The Group reported a sequentially stronger 2QFY23 net profit of RM46.5m (+15.9% YoY, +25.1% QoQ), a reflection of its healthy order flows from a key customer even amid reported weakness in global consumption spending. Cumulative 1HFY23 net profit of RM83.7m (+15.3% YoY), while only making up 46% and 45% of our and consensus full-year estimates, is still deemed as in line as we head into a seasonally stronger 3QFY23. The Group is also expected to see steadier earnings growth going forward, underpinned by the rollout of new products for key customers, contributing to a multi-year growth spurt. We trim FY23 estimates by 8.3% however, to account for commissioning delays in a product line, though we keep FY24/FY25 estimates unchanged. Our Outperform call is affirmed with a slightly-lowered PE-derived target price of RM2.01 (RM2.04 previously), based on a 15x multiple to CY23 earnings.

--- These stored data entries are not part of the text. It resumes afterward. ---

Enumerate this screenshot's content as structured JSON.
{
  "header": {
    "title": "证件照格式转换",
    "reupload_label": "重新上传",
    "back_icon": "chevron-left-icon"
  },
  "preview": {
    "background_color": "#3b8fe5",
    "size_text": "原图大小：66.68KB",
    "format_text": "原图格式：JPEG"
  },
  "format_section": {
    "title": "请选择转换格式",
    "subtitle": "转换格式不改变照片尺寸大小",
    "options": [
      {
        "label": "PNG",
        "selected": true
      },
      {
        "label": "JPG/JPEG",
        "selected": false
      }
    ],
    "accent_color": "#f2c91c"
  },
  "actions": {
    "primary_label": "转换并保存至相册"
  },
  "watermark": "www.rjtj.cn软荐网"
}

  • 2QFY23 performance. The current quarter is a lead-up to the seasonally stronger 3Q, a period typically synonymous with festive-related spending (Christmas and New Year) and/or iconic shopping-heavy days like Thanksgiving (in the US) and “Singles Day” (in China), though a noticeably higher interest rate environment (globally) this time round may cap enthusiasm.
    Performance this current quarter is encouraging nonetheless, with revenue of RM736.5m (+33.0% YoY, +32.7% QoQ) recorded. While the relatively stronger YoY performance is partly due to end-effects of movement restrictions imposed last year, the stronger sequential performance is reflective of healthy order flows from a key customer even amid reports of waning global consumption. Net margin was at a steady 6.3% (1QFY23: 6.7%) and which is expected to be sustainable at the ~6% range going forward. Weakness in the current quarter, we gather, is due in part to its product mix, in addition to some start-up losses and also RM3.2m in foreign exchange losses, the latter likely to be able to be clawed back given the Group’s cost pass-through arrangements.
  • Healthier prospects ahead. The Group continues to spend on expanding its capacity to cater for new orders from its key customers. While we are trimming FY23 earnings estimates to account for product commissioning delays, forward numbers are kept unchanged as the Group remains on track to commence production on other products in the coming financial year.